What people actually see are old people, usually white people, talking about government: politicians. They demand the spotlight because they generally take credit for what these employees do to get re-elected. And since these employees work for these guys, they’re not going to argue. Problem is, politicians are mostly old, white talkers. They are not that interesting to watch. Thus, the public disconnects and still cannot “see” what the government is doing, even if it tries to tell them.
There was a good reason for this. The production and distribution of videos was difficult and expensive. It was much easier and cheaper to write a press release and send it to newspapers and to TV and radio stations who would then distribute it for them. Or call the media for a press conference (more old whites are talking). Filming and producing video stories previously required professional videographers and video editors, hundreds of thousands of dollars in equipment, extensive training, and a lot of time.
This can now be done with $ 50 of gear that fits in your pocket or purse, the cell phone already in it, and a bit of training. 12-year-olds know how to do it. There are other advantages to using a cell phone to shoot a video as well. Videos produced this way look a little less professional and not perfectly polished, so they also look more authentic, more honest. And they can be distributed easily and quickly on YouTube, Hulu, or Facebook.
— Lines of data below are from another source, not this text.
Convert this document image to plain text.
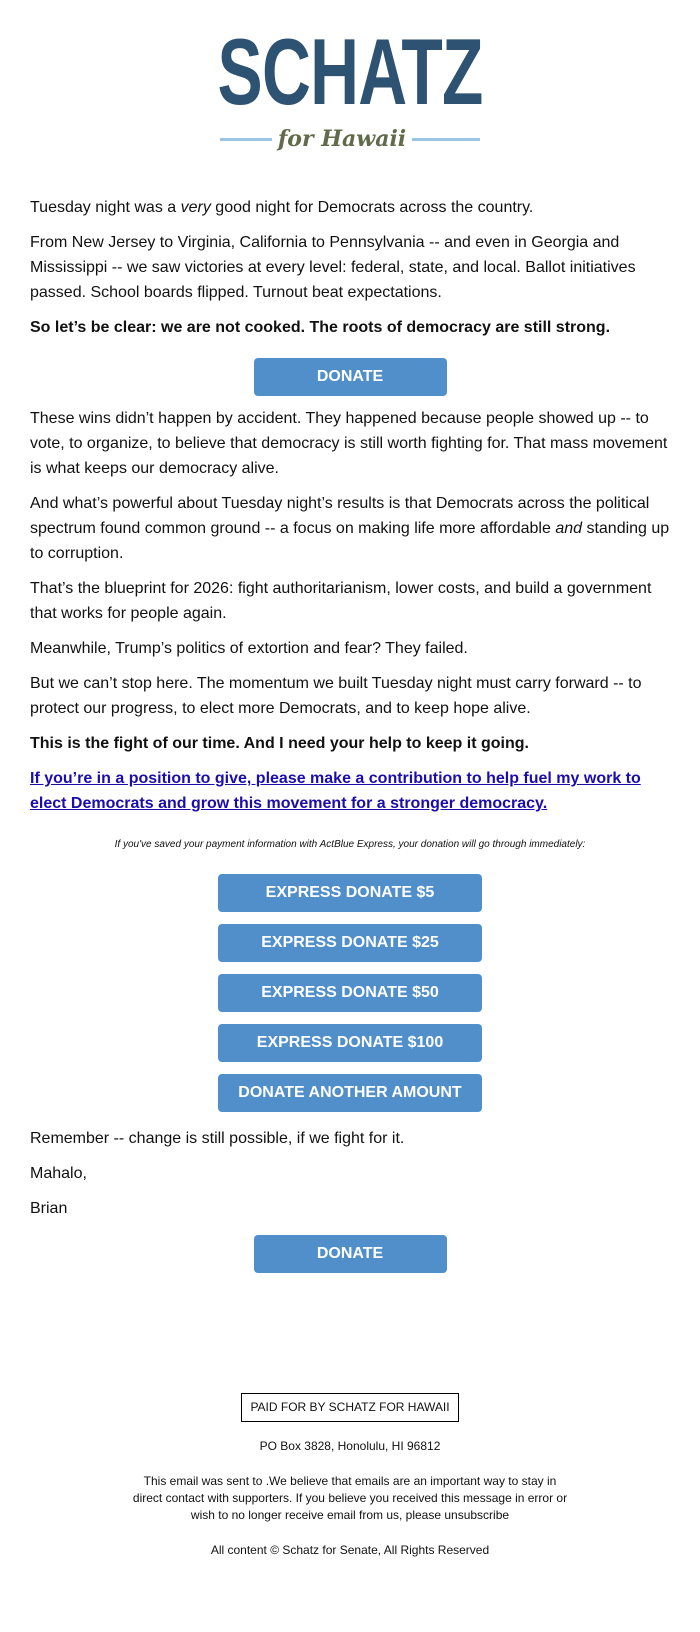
SCHATZ
for Hawaii

Tuesday night was a very good night for Democrats across the country.

From New Jersey to Virginia, California to Pennsylvania -- and even in Georgia and Mississippi -- we saw victories at every level: federal, state, and local. Ballot initiatives passed. School boards flipped. Turnout beat expectations.

So let’s be clear: we are not cooked. The roots of democracy are still strong.

DONATE

These wins didn’t happen by accident. They happened because people showed up -- to vote, to organize, to believe that democracy is still worth fighting for. That mass movement is what keeps our democracy alive.

And what’s powerful about Tuesday night’s results is that Democrats across the political spectrum found common ground -- a focus on making life more affordable and standing up to corruption.

That’s the blueprint for 2026: fight authoritarianism, lower costs, and build a government that works for people again.

Meanwhile, Trump’s politics of extortion and fear? They failed.

But we can’t stop here. The momentum we built Tuesday night must carry forward -- to protect our progress, to elect more Democrats, and to keep hope alive.

This is the fight of our time. And I need your help to keep it going.

If you’re in a position to give, please make a contribution to help fuel my work to elect Democrats and grow this movement for a stronger democracy.

If you've saved your payment information with ActBlue Express, your donation will go through immediately:
EXPRESS DONATE $5
EXPRESS DONATE $25
EXPRESS DONATE $50
EXPRESS DONATE $100
DONATE ANOTHER AMOUNT

Remember -- change is still possible, if we fight for it.

Mahalo,

Brian

DONATE
PAID FOR BY SCHATZ FOR HAWAII
PO Box 3828, Honolulu, HI 96812
This email was sent to .We believe that emails are an important way to stay in direct contact with supporters. If you believe you received this message in error or wish to no longer receive email from us, please unsubscribe
All content © Schatz for Senate, All Rights Reserved
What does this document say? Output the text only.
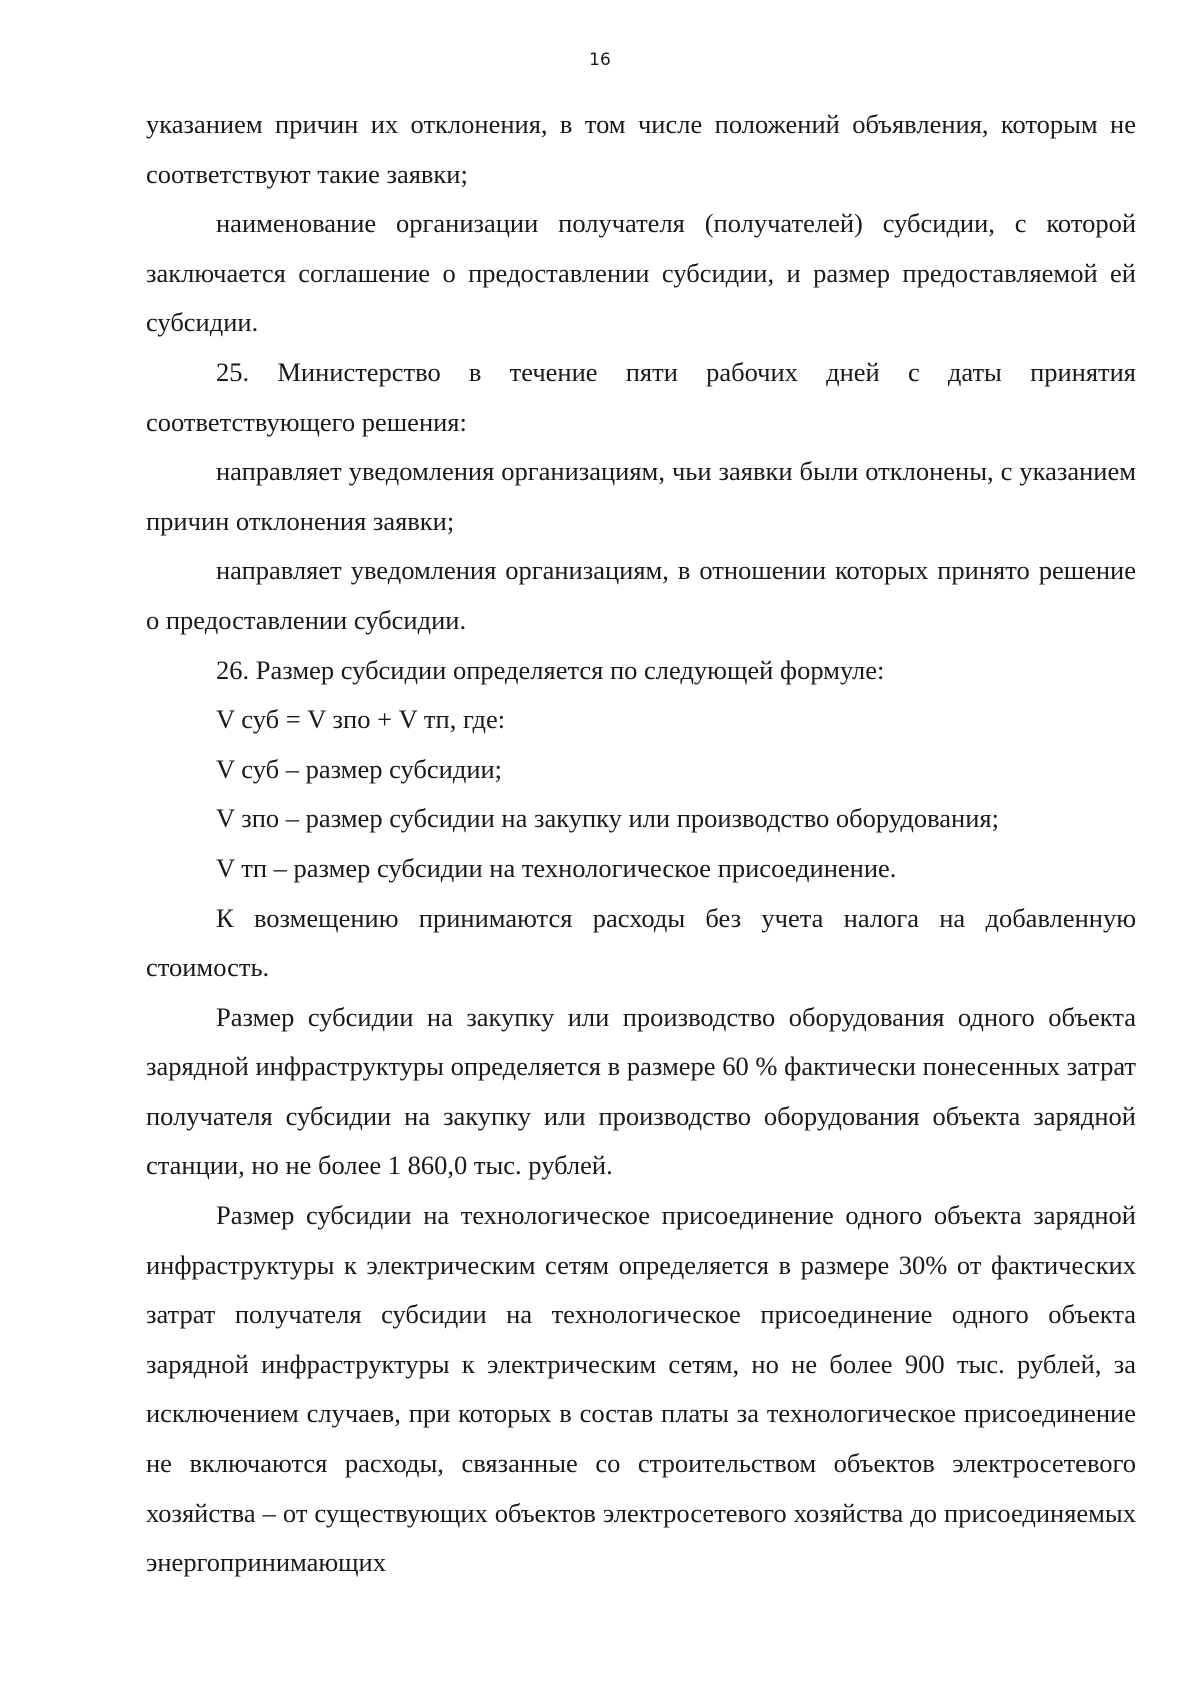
16

указанием причин их отклонения, в том числе положений объявления, которым не соответствуют такие заявки;

наименование организации получателя (получателей) субсидии, с которой заключается соглашение о предоставлении субсидии, и размер предоставляемой ей субсидии.

25. Министерство в течение пяти рабочих дней с даты принятия соответствующего решения:

направляет уведомления организациям, чьи заявки были отклонены, с указанием причин отклонения заявки;

направляет уведомления организациям, в отношении которых принято решение о предоставлении субсидии.

26. Размер субсидии определяется по следующей формуле:

V суб = V зпо + V тп, где:

V суб – размер субсидии;

V зпо – размер субсидии на закупку или производство оборудования;

V тп – размер субсидии на технологическое присоединение.

К возмещению принимаются расходы без учета налога на добавленную стоимость.

Размер субсидии на закупку или производство оборудования одного объекта зарядной инфраструктуры определяется в размере 60 % фактически понесенных затрат получателя субсидии на закупку или производство оборудования объекта зарядной станции, но не более 1 860,0 тыс. рублей.

Размер субсидии на технологическое присоединение одного объекта зарядной инфраструктуры к электрическим сетям определяется в размере 30% от фактических затрат получателя субсидии на технологическое присоединение одного объекта зарядной инфраструктуры к электрическим сетям, но не более 900 тыс. рублей, за исключением случаев, при которых в состав платы за технологическое присоединение не включаются расходы, связанные со строительством объектов электросетевого хозяйства – от существующих объектов электросетевого хозяйства до присоединяемых энергопринимающих
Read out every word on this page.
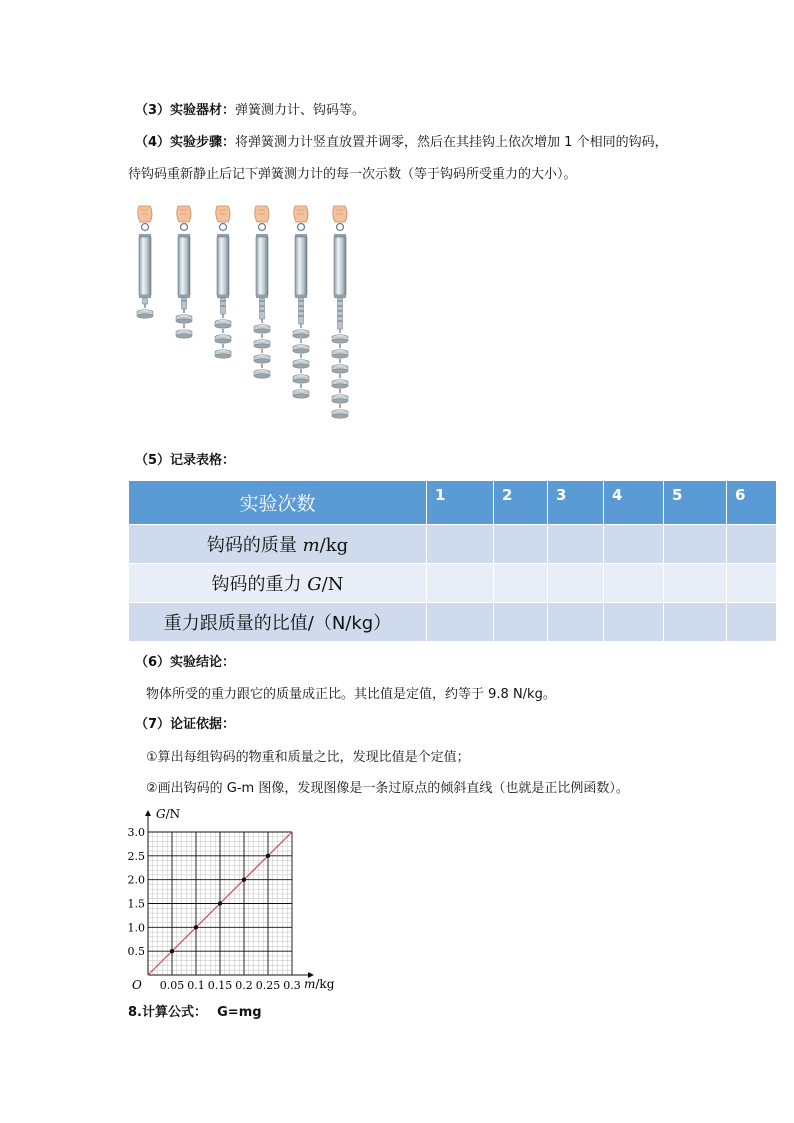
（3）实验器材：弹簧测力计、钩码等。
（4）实验步骤：将弹簧测力计竖直放置并调零，然后在其挂钩上依次增加 1 个相同的钩码，
待钩码重新静止后记下弹簧测力计的每一次示数（等于钩码所受重力的大小）。
（5）记录表格：
实验次数	1	2	3	4	5	6
钩码的质量 m/kg						
钩码的重力 G/N						
重力跟质量的比值/（N/kg）						
（6）实验结论：
物体所受的重力跟它的质量成正比。其比值是定值，约等于 9.8 N/kg。
（7）论证依据：
①算出每组钩码的物重和质量之比，发现比值是个定值；
②画出钩码的 G-m 图像，发现图像是一条过原点的倾斜直线（也就是正比例函数）。
0.05 0.1 0.15 0.2 0.25 0.3
0.5
1.0
1.5
2.0
2.5
3.0
G/N
m/kg
O
8.计算公式： G=mg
Some colleagues and I are now working with a few county and government officials in the United States and Romania through a small grant to the University of Georgia. We have put together a small tech kit, a short training program and a support system to help them get started using video to talk to voters. We encourage them to do two things.
First, we would like them to film themselves to communicate with voters. They are used to talking to people in person which is good, but it can only work for small town politics. They could use social media, but they avoid it. Trolls misinterpret any statement and shout normal dialogue. But the video gives them additional tools: body language, inflection and intonation, which are much more difficult to misinterpret.
Second, we would like them to shoot short videos about government issues or systems as they arise, either by themselves or by government staff. Even the most basic functions are often overlooked: training security officials, manufacturing defense technologies, or how food inspectors do their jobs. Governments pay for all of these things. Voters rarely see them. A short video showing what inspectors are looking for on YouTube could be a very effective reference video for a discussion of the ministry’s budget. We do recommend, however, that someone else view the video before posting it – what we journalists call “a second set of eyes” to make sure it is factual.
It is too early to tell us if the governments and political leaders we work with will adopt what we believe to be a more effective means of communication or if it will have much effect. We know that hundreds of different interest groups are now trying to distort and distort what the government does. Communications couldn’t be worse. What we are looking for are clear government communications, voters making decisions based on real issues and real people.
We don’t expect the media to change their approach and show both the good and the bad of government. We hope we can change governments to communicate more effectively.
If we can show people what governments are doing, we think they won’t hate them as much.
David Hazinski is Emeritus Professor of Journalism at the University of Georgia, former correspondent for NBC News, and he owns a consulting firm that has helped launch 13 networks around the world, including the First Private Channel and 247 news channels. in India, Pakistan and Bangladesh.